Abstract: Vu M, Phan J, Ha C. Emergency Department Healthcare Utilization among IBD Patients at an Academic Tertiary Care IBD Referral Center. Gastroenterology, April 2016 Volume 150, Issue 4, Supplement 1 Pages S799-S800
UCLA Celiac Collective: Development of Longitudinal E-Cohort of Celiac Patients
Fellow: Guy Weiss, MD
Mentor: Lin Chang, MD, Co-Director, G. Oppenheimer Center for Neurobiology of Stress and Resilience
The growing use and availability of the Internet provides innovative research opportunities for outcomes research. Dr. Weiss aims to develop a longitudinal Internet-based cohort (e-cohort) of patients with self-reported gluten-associated disorders, mainly celiac disease (CD) and non-celiac gluten sensitivity. His group is recruiting members of different celiac organizations and support groups. This e-cohort is termed the “UCLA Celiac Collective.” Participants are requested to complete a baseline survey and follow-up surveys at six-month intervals.
Since most studies of CD rely on a retrospective review of medical records or administrative data and prospective studies carry a heavy financial burden, exploring a pre-existing online community is of great academic value. Retrospective studies often lack key clinical data that can only be obtained directly from the patient (such as a detailed diet, use of over the-counter medications, and exercise). Other important patient-reported outcomes such as diet adherence, depression, anxiety, sleep disturbances, sexual dysfunction, and fatigue are often partial or lacking. The database will enable Dr. Weiss and colleagues to target specific patient populations (e.g., women, elderly, minorities, etc.) and explore disease-specific topics (screening, diet, etc.). External researchers will have the ability to submit research proposals to gain access to the unidentifiable database, and even add new survey modules. The project will span a period of several years, potentially resulting in multiple abstracts and publications in the field of CD. In addition to reduced-cost research, the UCLA Celiac Collective can be used for educational and interventional purposes.
Dr.
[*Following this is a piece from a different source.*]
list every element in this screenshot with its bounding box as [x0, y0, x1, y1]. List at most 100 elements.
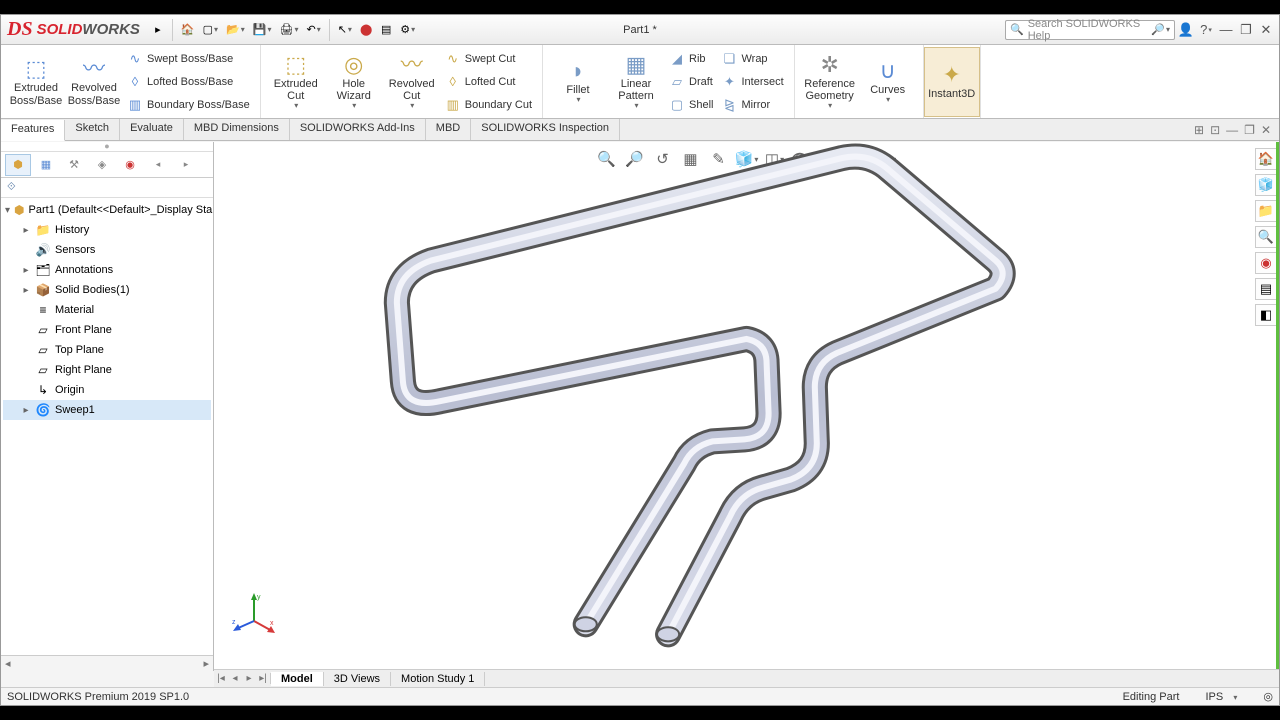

Weiss’s study aims to create an innovative e-cohort of CD patients that will enable researchers within and outside of UCLA to examine disease-specific parameters through a comprehensive database. His group will explore the association between psychological distress (i.e., depression, anxiety and stress), motivation and competence in relation to adherence to a gluten-free diet. The value of this quality-improvement study lies in its potential to identify and improve the factors that negatively affect adherence. Consequently, CD care will improve by reducing disease activity, improving quality of life, and reducing the number of office visits, thus resulting in an overall healthcare cost reduction.